Papesh (T. Rowe Price) non ha dubbi: le piccole sono favorite, ma non bisogna dimenticare alcune large-cap tecnologiche. L’intervista
In portafoglio non possono mancare alcune large-cap tecnologiche ben posizionate per sfruttare i cambiamenti di lungo periodo in settori come la ricerca web, l’advertising online e l’e-commerce, ma questo è soprattutto il momento di puntare sulle società a piccola capitalizzazione, decisamente favorite. Parola di Eric Papesh, portfolio specialist Us equities di T. Rowe Price, che risponde alle quattro domande chiave sull’azionario Usa.
Quale ruolo dovrebbero avere i grandi nomi tech all’interno del portafoglio?
“In quasi tutte le fasi i titoli tecnologici large-cap hanno un ruolo da giocare all’interno dei portafogli degli investitori. La questione chiave riguarda piuttosto quali di questi titoli detenere. Considerando la rapidità dell’innovazione e la quantità di disruption a cui si è assistito nel corso degli ultimi due decenni, la selettività è chiaramente un fattore chiave.
Vi è un numero relativamente ridotto di società tecnologiche large-cap che oggi sono particolarmente ben posizionate per sfruttare i cambiamenti di lungo periodo in settori quali la ricerca web, l’advertising online e l’e-commerce. Le valutazioni naturalmente contano e a volte i multipli rendono queste società meno attraenti a breve termine. Tuttavia, se si considera un orizzonte temporale dai tre ai cinque anni, è probabile che grazie a tale posizione privilegiata queste società continuino ad accrescere le proprie quote di mercato, generando allo stesso tempo rendimenti positivi per gli investitori a lungo termine.
Le small e mid-cap invece offrono valore?
“Dopo essere rimaste indietro per la maggior parte del tempo negli ultimi anni rispetto alle large-cap, le società a piccola capitalizzazione hanno registrato un forte rimbalzo rispetto ai minimi toccati nel 2020. Gli investitori hanno iniziato a rendersi conto delle prospettive in miglioramento intorno a metà anno, e vi è stata una quantità notevole di nuovi flussi diretti verso questa asset class negli ultimi due o tre trimestri.

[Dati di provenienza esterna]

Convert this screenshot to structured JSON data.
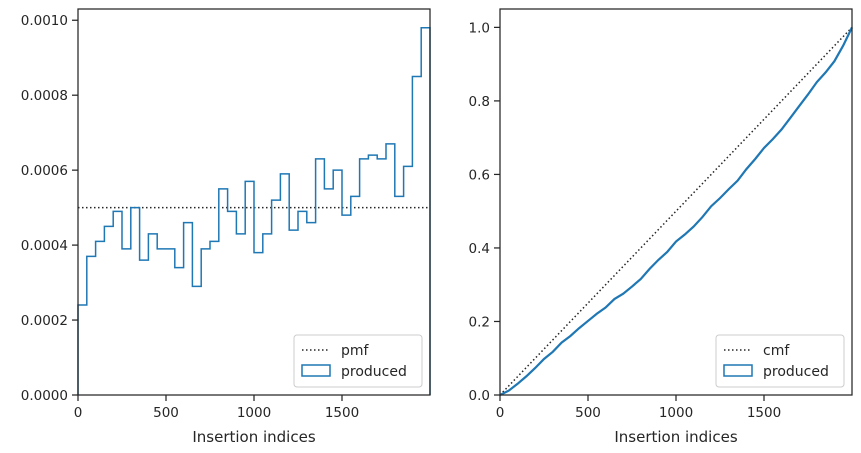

Ai livelli attuali, pensiamo che ci siano ancora buone ragioni per mantenere un’esposizione a quest’area. Se in generale sul mercato azionario le valutazioni appaiono tirate rispetto al passato, in termini relativi le small-cap sono decisamente favorite rispetto alle large-cap. Inoltre, si prevede che le small-cap registrino una crescita degli utili per azione più significativa (considerando il 2021 rispetto al 2019) nel corso dell’anno rispetto alle large-cap. Anche se la componente a capitalizzazione più bassa del mercato tende ad essere leggermente più volatile, la combinazione di valutazioni meno elevate e crescita maggiore è attraente”.

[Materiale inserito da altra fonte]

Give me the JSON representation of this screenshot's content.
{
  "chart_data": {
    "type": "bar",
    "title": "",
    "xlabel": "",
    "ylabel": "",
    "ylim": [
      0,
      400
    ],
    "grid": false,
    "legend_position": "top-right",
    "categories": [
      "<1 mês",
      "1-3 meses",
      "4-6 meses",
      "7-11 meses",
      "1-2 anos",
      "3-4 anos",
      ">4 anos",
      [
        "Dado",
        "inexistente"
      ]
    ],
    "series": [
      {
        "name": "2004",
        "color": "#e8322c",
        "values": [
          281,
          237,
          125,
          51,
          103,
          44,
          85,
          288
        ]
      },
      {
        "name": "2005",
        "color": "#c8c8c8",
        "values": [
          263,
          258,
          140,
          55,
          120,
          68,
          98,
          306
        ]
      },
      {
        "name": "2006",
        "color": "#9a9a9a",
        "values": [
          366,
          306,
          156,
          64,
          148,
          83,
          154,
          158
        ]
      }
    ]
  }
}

Gli investitori possono trovare buoni rendimenti negli Stati Uniti? E per quanto riguarda i dividendi?
“Nonostante il dividend yield dell’S&P500 sia diminuito in seguito al rally del mercato dello scorso anno, alcuni settori continuano a offrire opportunità attraenti agli investitori in cerca di reddito. Il rendimento attuale della parte value del mercato resta più elevato rispetto a quello delle obbligazioniLe obbligazioni sono titoli rappresentativi del capitale di ... Leggi governative”.
Quale impatto ha la performance del dollaro sull’azionario Usa?
“In teoria, un dollaro più debole dovrebbe rappresentare un vantaggio per le grandi multinazionali, poiché una parte significativa dei loro ricavi provengono dall’esterno degli Stati Uniti. I profitti generati all’estero in sostanza possono essere convertiti in una maggiore quantità di dollari quando il biglietto verde è più debole.
In pratica, spesso l’esito non è così chiaro. L’impatto effettivo di una certa fluttuazione valutaria dipende non solo da dove una società vende i propri beni o servizi, ma anche dalla composizione valutaria dei costi. Per una società che abbia sia costi che ricavi esposti alla stessa valuta, l’indebolimento del dollaro avrebbe un impatto molto diverso rispetto a competitor esposti al dollaro in termini di costi e all’euro in termini di vendite. Inoltre, i diversi metodi di copertura valutaria utilizzati dalle singole società nei vari settori rendono difficile applicare regole semplici e precise per prevedere l’impatto di un rafforzamento o indebolimento del dollaro Usa”.